Crane operation is a wide and varied field. There are many different types of cranes that are used for different construction and other jobs. These include truck mounted cranes, those that are self-propelled, and ones that are assembled on-site while doing construction. Some cranes move from site to site, like those in construction, while others are a permanent fixture in a certain warehouse. Crane operators generally have received their high school diploma and have at least some other specialized training. There are variations on the amount of training or certifications a crane operator must have from state to state, so it is important to check the qualifications and licensing procedures in your area.
Download OSHA’s Rigger Fact Sheet and Signal Person Fact Sheet describing the qualified Rigger and Signal Person requirements of subpart CC – Cranes and Derricks in Construction, as specified in 29 CFR 1926.
Crane Operator Responsibilities & Descriptions
People who go into the field to become a crane operator must have a great deal of knowledge about machinery and how the cranes run, as well as the industry in which they are using the cranes. While we mainly think of cranes where they are highly visible, such as in construction or demolition work, they are also highly useful in the manufacturing industry, where they are used to move heavy materials like steel, as well as in the transportation and shipping industries that move large containers of goods. Some crane operators even work in the logging and mining industries.

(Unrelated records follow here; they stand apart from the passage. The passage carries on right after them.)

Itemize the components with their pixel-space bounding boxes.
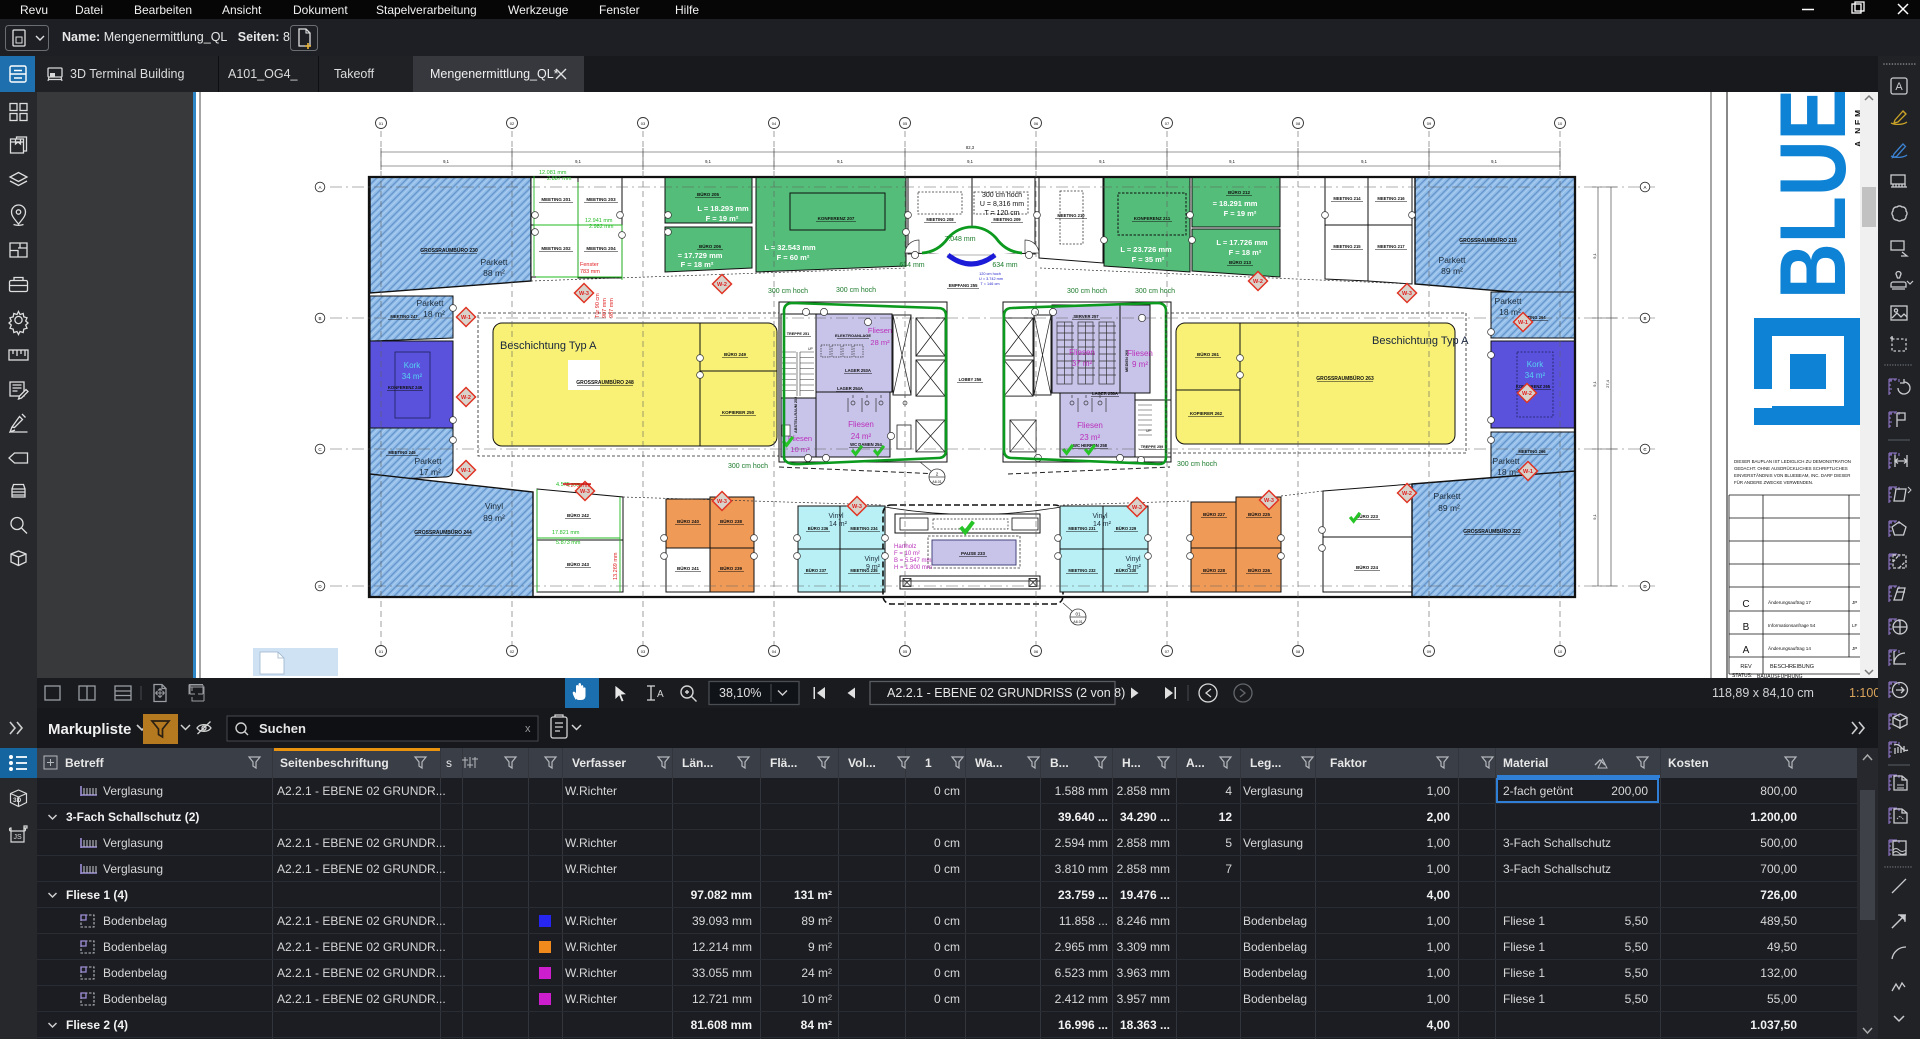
- svg-text:C: C: [1742, 599, 1749, 610]
- svg-text:W-3: W-3: [1402, 291, 1412, 297]
- svg-text:GROSSRAUMBÜRO 230: GROSSRAUMBÜRO 230: [420, 247, 478, 254]
- svg-text:U = 8,316 mm: U = 8,316 mm: [980, 201, 1024, 208]
- svg-text:MEETING 208: MEETING 208: [926, 217, 954, 222]
- svg-text:KONFERENZ 246: KONFERENZ 246: [388, 385, 423, 390]
- svg-text:Fenster: Fenster: [580, 262, 599, 268]
- svg-text:U = 3.742 mm: U = 3.742 mm: [979, 277, 1003, 281]
- svg-text:MEETING 234: MEETING 234: [850, 526, 878, 531]
- svg-text:18 m²: 18 m²: [423, 309, 445, 319]
- svg-text:LOBBY 256: LOBBY 256: [959, 377, 982, 382]
- svg-text:B: B: [1743, 622, 1750, 633]
- svg-text:Parkett: Parkett: [1439, 255, 1467, 265]
- svg-text:L = 18.293 mm: L = 18.293 mm: [697, 204, 749, 213]
- svg-text:W-1: W-1: [1523, 469, 1533, 475]
- svg-text:14 m²: 14 m²: [1093, 521, 1112, 528]
- svg-text:9 m²: 9 m²: [1132, 360, 1148, 369]
- svg-text:Markupliste: Markupliste: [48, 721, 131, 738]
- svg-text:ABSTELLRAUM 252: ABSTELLRAUM 252: [794, 397, 798, 433]
- svg-text:= 17.729 mm: = 17.729 mm: [678, 251, 723, 260]
- svg-text:37 m²: 37 m²: [1072, 359, 1093, 368]
- svg-text:GROSSRAUMBÜRO 263: GROSSRAUMBÜRO 263: [1316, 375, 1374, 382]
- svg-text:MEETING 210: MEETING 210: [1057, 213, 1085, 218]
- svg-text:300 cm hoch: 300 cm hoch: [1067, 288, 1107, 295]
- svg-text:02: 02: [510, 121, 515, 126]
- svg-text:Vinyl: Vinyl: [1125, 556, 1140, 563]
- svg-text:W-3: W-3: [717, 499, 727, 505]
- svg-text:F = 60 m²: F = 60 m²: [777, 253, 810, 262]
- svg-text:A: A: [1743, 645, 1750, 656]
- svg-text:BÜRO 225: BÜRO 225: [1248, 511, 1271, 517]
- svg-text:38,10%: 38,10%: [719, 686, 761, 700]
- svg-text:300 cm hoch: 300 cm hoch: [982, 192, 1022, 199]
- svg-text:W-2: W-2: [717, 282, 727, 288]
- svg-text:LF: LF: [1852, 623, 1858, 628]
- svg-text:88 m²: 88 m²: [483, 268, 505, 278]
- svg-text:BÜRO 240: BÜRO 240: [677, 518, 700, 524]
- svg-text:MEETING 201: MEETING 201: [541, 197, 571, 202]
- svg-text:9 m²: 9 m²: [866, 564, 881, 571]
- svg-text:PAUSE 233: PAUSE 233: [961, 551, 985, 556]
- svg-text:09: 09: [1427, 121, 1432, 126]
- svg-text:BÜRO 236: BÜRO 236: [808, 526, 829, 531]
- svg-text:Parkett: Parkett: [417, 298, 445, 308]
- svg-text:9,1: 9,1: [1491, 159, 1497, 164]
- svg-text:Vinyl: Vinyl: [828, 513, 843, 520]
- svg-text:34 m²: 34 m²: [402, 372, 423, 381]
- svg-text:Kork: Kork: [404, 361, 421, 370]
- svg-text:LAGER 254A: LAGER 254A: [837, 386, 863, 391]
- svg-text:KOPIERER 250: KOPIERER 250: [722, 410, 755, 415]
- svg-text:L = 32.543 mm: L = 32.543 mm: [764, 243, 816, 252]
- svg-text:300 cm hoch: 300 cm hoch: [836, 287, 876, 294]
- svg-text:A6.01: A6.01: [1073, 620, 1082, 624]
- svg-text:Fliesen: Fliesen: [848, 420, 874, 429]
- svg-text:MEETING 214: MEETING 214: [1333, 196, 1361, 201]
- svg-text:L = 23.726 mm: L = 23.726 mm: [1120, 245, 1172, 254]
- svg-text:Fliesen: Fliesen: [868, 326, 892, 335]
- svg-text:A2.2.1 - EBENE 02 GRUNDRISS (2: A2.2.1 - EBENE 02 GRUNDRISS (2 von 8): [887, 686, 1125, 700]
- svg-text:10 m²: 10 m²: [790, 445, 810, 454]
- svg-text:W-3: W-3: [580, 489, 590, 495]
- svg-text:A: A: [657, 689, 664, 700]
- svg-text:BESCHREIBUNG: BESCHREIBUNG: [1770, 664, 1814, 670]
- svg-text:907 mm: 907 mm: [602, 298, 608, 318]
- svg-text:W-1: W-1: [461, 315, 471, 321]
- svg-text:H = 1.800 mm: H = 1.800 mm: [894, 565, 932, 571]
- svg-text:3D: 3D: [13, 797, 22, 804]
- svg-text:ELEKTROANLAGE: ELEKTROANLAGE: [835, 333, 871, 338]
- svg-text:KONFERENZ 211: KONFERENZ 211: [1134, 216, 1171, 221]
- svg-text:JP: JP: [1852, 600, 1857, 605]
- svg-text:17 m²: 17 m²: [419, 467, 441, 477]
- svg-text:Tür 90 cm: Tür 90 cm: [595, 293, 601, 318]
- svg-text:REV: REV: [1740, 664, 1752, 670]
- svg-text:F = 10 m²: F = 10 m²: [894, 551, 920, 557]
- svg-text:MEETING 202: MEETING 202: [541, 246, 571, 251]
- svg-text:WC DAMEN 254: WC DAMEN 254: [850, 442, 882, 447]
- svg-text:Kork: Kork: [1527, 360, 1544, 369]
- svg-text:MEETING 217: MEETING 217: [1377, 244, 1405, 249]
- svg-text:MEETING 232: MEETING 232: [1068, 568, 1096, 573]
- svg-text:W-2: W-2: [1402, 491, 1412, 497]
- svg-text:A: A: [1895, 81, 1903, 93]
- svg-text:300 cm hoch: 300 cm hoch: [728, 463, 768, 470]
- svg-text:MEETING 204: MEETING 204: [586, 246, 616, 251]
- svg-text:06: 06: [1034, 121, 1039, 126]
- svg-text:DIESER BAUPLAN IST LEDIGLICH Z: DIESER BAUPLAN IST LEDIGLICH ZU DEMONSTR…: [1734, 459, 1851, 464]
- svg-text:WC HERREN 258: WC HERREN 258: [1073, 443, 1108, 448]
- svg-text:Suchen: Suchen: [259, 721, 306, 736]
- svg-text:89 m²: 89 m²: [1441, 266, 1463, 276]
- svg-text:Fliesen: Fliesen: [1127, 349, 1153, 358]
- svg-text:9,1: 9,1: [1592, 380, 1597, 386]
- svg-text:27,4: 27,4: [1605, 379, 1610, 388]
- svg-text:300 cm hoch: 300 cm hoch: [1135, 288, 1175, 295]
- svg-text:783 mm: 783 mm: [580, 269, 600, 275]
- svg-text:7.048 mm: 7.048 mm: [944, 236, 975, 243]
- svg-text:BÜRO 212: BÜRO 212: [1228, 189, 1251, 195]
- svg-text:GROSSRAUMBÜRO 218: GROSSRAUMBÜRO 218: [1459, 237, 1517, 244]
- svg-text:TREPPE 259: TREPPE 259: [1141, 445, 1164, 449]
- svg-text:01: 01: [379, 121, 384, 126]
- svg-text:9,1: 9,1: [1592, 252, 1597, 258]
- svg-text:04: 04: [772, 649, 777, 654]
- svg-text:Parkett: Parkett: [1495, 296, 1523, 306]
- svg-text:EINVERSTÄNDNIS VON BLUEBEAM, I: EINVERSTÄNDNIS VON BLUEBEAM, INC. DARF D…: [1734, 473, 1850, 478]
- svg-text:F = 35 m²: F = 35 m²: [1132, 255, 1165, 264]
- svg-text:F = 18 m²: F = 18 m²: [681, 260, 714, 269]
- svg-text:BÜRO 243: BÜRO 243: [567, 561, 590, 567]
- svg-text:300 cm hoch: 300 cm hoch: [768, 288, 808, 295]
- svg-text:08: 08: [1296, 121, 1301, 126]
- svg-text:MEETING 216: MEETING 216: [1377, 196, 1405, 201]
- svg-text:634 mm: 634 mm: [992, 262, 1017, 269]
- svg-text:9,1: 9,1: [575, 159, 581, 164]
- svg-text:23 m²: 23 m²: [1080, 433, 1101, 442]
- svg-text:BÜRO 238: BÜRO 238: [720, 518, 743, 524]
- svg-text:BÜRO 229: BÜRO 229: [1116, 526, 1137, 531]
- svg-text:Beschichtung Typ A: Beschichtung Typ A: [500, 340, 597, 352]
- svg-text:Änderungsauftrag 14: Änderungsauftrag 14: [1768, 645, 1811, 651]
- svg-text:KONFERENZ 265: KONFERENZ 265: [1516, 384, 1551, 389]
- svg-text:x: x: [525, 723, 531, 735]
- svg-text:BÜRO 205: BÜRO 205: [697, 191, 720, 197]
- svg-text:Vinyl: Vinyl: [485, 501, 503, 511]
- svg-text:10: 10: [1558, 649, 1563, 654]
- svg-text:14 m²: 14 m²: [829, 521, 848, 528]
- svg-text:W-3: W-3: [1132, 505, 1142, 511]
- svg-text:BÜRO 249: BÜRO 249: [724, 351, 747, 357]
- svg-text:Änderungsauftrag 17: Änderungsauftrag 17: [1768, 599, 1811, 605]
- svg-text:987 mm: 987 mm: [609, 298, 615, 318]
- svg-text:W-3: W-3: [579, 291, 589, 297]
- svg-text:BÜRO 226: BÜRO 226: [1248, 567, 1271, 573]
- svg-text:24 m²: 24 m²: [851, 432, 872, 441]
- svg-text:W-1: W-1: [1518, 320, 1528, 326]
- svg-text:GROSSRAUMBÜRO 222: GROSSRAUMBÜRO 222: [1463, 528, 1521, 535]
- svg-text:9,1: 9,1: [1361, 159, 1367, 164]
- svg-text:08: 08: [1296, 649, 1301, 654]
- svg-text:BLUE: BLUE: [1760, 92, 1860, 299]
- svg-text:A: A: [318, 185, 321, 190]
- svg-text:17.821 mm: 17.821 mm: [552, 530, 580, 536]
- svg-text:09: 09: [1427, 649, 1432, 654]
- svg-text:A6.01: A6.01: [932, 480, 941, 484]
- svg-text:MEETING 209: MEETING 209: [993, 217, 1021, 222]
- svg-text:05: 05: [903, 121, 908, 126]
- svg-text:01: 01: [379, 649, 384, 654]
- svg-text:UP: UP: [808, 347, 814, 351]
- svg-text:02: 02: [510, 649, 515, 654]
- svg-text:JP: JP: [1852, 646, 1857, 651]
- svg-text:BÜRO 241: BÜRO 241: [677, 565, 700, 571]
- svg-text:9,1: 9,1: [967, 159, 973, 164]
- svg-text:FÜR ANDERE ZWECKE VERWENDEN.: FÜR ANDERE ZWECKE VERWENDEN.: [1734, 480, 1813, 485]
- svg-text:9,1: 9,1: [837, 159, 843, 164]
- svg-text:89 m²: 89 m²: [483, 513, 505, 523]
- svg-text:BÜRO 213: BÜRO 213: [1229, 259, 1252, 265]
- svg-text:Informationsanfrage 54: Informationsanfrage 54: [1768, 623, 1816, 628]
- svg-text:Parkett: Parkett: [1434, 491, 1462, 501]
- svg-text:BÜRO 227: BÜRO 227: [1203, 511, 1226, 517]
- svg-text:82,3: 82,3: [966, 145, 975, 150]
- svg-text:07: 07: [1165, 649, 1170, 654]
- svg-text:9 m²: 9 m²: [1127, 564, 1142, 571]
- svg-text:F = 18 m²: F = 18 m²: [1229, 248, 1262, 257]
- svg-text:9,1: 9,1: [705, 159, 711, 164]
- svg-text:BÜRO 237: BÜRO 237: [806, 568, 827, 573]
- svg-text:34 m²: 34 m²: [1525, 371, 1546, 380]
- svg-text:4.575 mm: 4.575 mm: [556, 482, 581, 488]
- svg-text:GROSSRAUMBÜRO 244: GROSSRAUMBÜRO 244: [414, 529, 472, 536]
- svg-text:BÜRO 224: BÜRO 224: [1356, 564, 1379, 570]
- svg-text:03: 03: [641, 649, 646, 654]
- svg-text:04: 04: [772, 121, 777, 126]
- svg-text:Parkett: Parkett: [481, 257, 509, 267]
- svg-text:KONFERENZ 207: KONFERENZ 207: [818, 216, 855, 221]
- svg-text:GEDACHT. OHNE AUSDRÜCKLICHES: GEDACHT. OHNE AUSDRÜCKLICHES SCHRIFTLICH…: [1734, 466, 1848, 471]
- svg-text:MEETING 203: MEETING 203: [586, 197, 616, 202]
- svg-text:JS: JS: [14, 834, 23, 841]
- svg-text:634 mm: 634 mm: [899, 262, 924, 269]
- svg-text:BÜRO 261: BÜRO 261: [1197, 351, 1220, 357]
- svg-text:Parkett: Parkett: [415, 456, 443, 466]
- svg-text:F = 19 m²: F = 19 m²: [706, 214, 739, 223]
- svg-text:EMPFANG 255: EMPFANG 255: [949, 283, 979, 288]
- svg-text:L = 17.726 mm: L = 17.726 mm: [1216, 238, 1268, 247]
- svg-text:9,1: 9,1: [1099, 159, 1105, 164]
- svg-text:9,1: 9,1: [1592, 513, 1597, 519]
- svg-text:300 cm hoch: 300 cm hoch: [1177, 461, 1217, 468]
- svg-text:Fliesen: Fliesen: [1069, 348, 1095, 357]
- svg-text:W-2: W-2: [1253, 279, 1263, 285]
- svg-text:MEETING 266: MEETING 266: [1518, 449, 1546, 454]
- svg-text:BÜRO 242: BÜRO 242: [567, 512, 590, 518]
- svg-text:T = 120 cm: T = 120 cm: [984, 210, 1019, 217]
- svg-text:10: 10: [1558, 121, 1563, 126]
- svg-text:GROSSRAUMBÜRO 248: GROSSRAUMBÜRO 248: [576, 379, 634, 386]
- svg-text:TREPPE 251: TREPPE 251: [787, 332, 810, 336]
- svg-text:UP: UP: [1146, 429, 1152, 433]
- svg-text:W-3: W-3: [1264, 498, 1274, 504]
- svg-text:LAGER 253A: LAGER 253A: [845, 368, 871, 373]
- svg-text:06: 06: [1034, 649, 1039, 654]
- svg-text:28 m²: 28 m²: [870, 338, 890, 347]
- svg-text:W-2: W-2: [1522, 391, 1532, 397]
- svg-text:B: B: [318, 316, 321, 321]
- svg-text:05: 05: [903, 649, 908, 654]
- svg-text:LAGER 258A: LAGER 258A: [1092, 391, 1118, 396]
- svg-text:W-3: W-3: [852, 504, 862, 510]
- svg-text:Parkett: Parkett: [1493, 456, 1521, 466]
- svg-text:Beschichtung Typ A: Beschichtung Typ A: [1372, 335, 1469, 347]
- svg-text:B = 5.547 mm: B = 5.547 mm: [894, 558, 932, 564]
- svg-text:13.269 mm: 13.269 mm: [613, 552, 619, 580]
- svg-text:W-1: W-1: [461, 468, 471, 474]
- svg-text:120 cm hoch: 120 cm hoch: [979, 272, 1001, 276]
- svg-text:1:100: 1:100: [1849, 686, 1878, 700]
- svg-text:= 18.291 mm: = 18.291 mm: [1213, 199, 1258, 208]
- svg-text:89 m²: 89 m²: [1438, 503, 1460, 513]
- svg-text:9,1: 9,1: [443, 159, 449, 164]
- svg-text:Fliesen: Fliesen: [1077, 421, 1103, 430]
- svg-text:W-2: W-2: [461, 395, 471, 401]
- svg-text:Vinyl: Vinyl: [1092, 513, 1107, 520]
- svg-text:BÜRO 239: BÜRO 239: [720, 565, 743, 571]
- svg-text:F = 19 m²: F = 19 m²: [1224, 209, 1257, 218]
- svg-text:07: 07: [1165, 121, 1170, 126]
- svg-text:T = 146 cm: T = 146 cm: [980, 282, 999, 286]
- svg-text:Vinyl: Vinyl: [864, 556, 879, 563]
- svg-text:MEETING 245: MEETING 245: [388, 450, 416, 455]
- svg-text:5.873 mm: 5.873 mm: [556, 540, 581, 546]
- svg-text:MEETING 215: MEETING 215: [1333, 244, 1361, 249]
- svg-text:01: 01: [1075, 612, 1081, 617]
- svg-text:9,1: 9,1: [1229, 159, 1235, 164]
- svg-text:KOPIERER 262: KOPIERER 262: [1190, 411, 1223, 416]
- svg-text:03: 03: [641, 121, 646, 126]
- svg-text:118,89 x 84,10 cm: 118,89 x 84,10 cm: [1712, 686, 1814, 700]
- svg-text:2.887 mm: 2.887 mm: [547, 176, 572, 182]
- svg-text:BÜRO 206: BÜRO 206: [699, 243, 722, 249]
- svg-text:A NEM: A NEM: [1853, 107, 1860, 147]
- svg-text:BÜRO 228: BÜRO 228: [1203, 567, 1226, 573]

While the job is needed year round, most crane operators find more steady work in the summer than in the winter, as rain or snow can cause construction to halt. Crane operators must be prepared to work in all kinds of weather conditions, from extreme cold to extreme heat, and physical stamina is also important as you will be required to sit for long hours and repeat the same motions, and because the bucking, jolting, or vibrating of the crane can be tiring. Also, crane operators generally have to lift heavy parts as they put the cranes together. Generally, they work 40 hours a week, but often they are moving from job site to job site, which can make the time seem longer or their hours irregular. It can be a rewarding job, though, so long as you realize the crane operator responsibilities and training you will have to receive.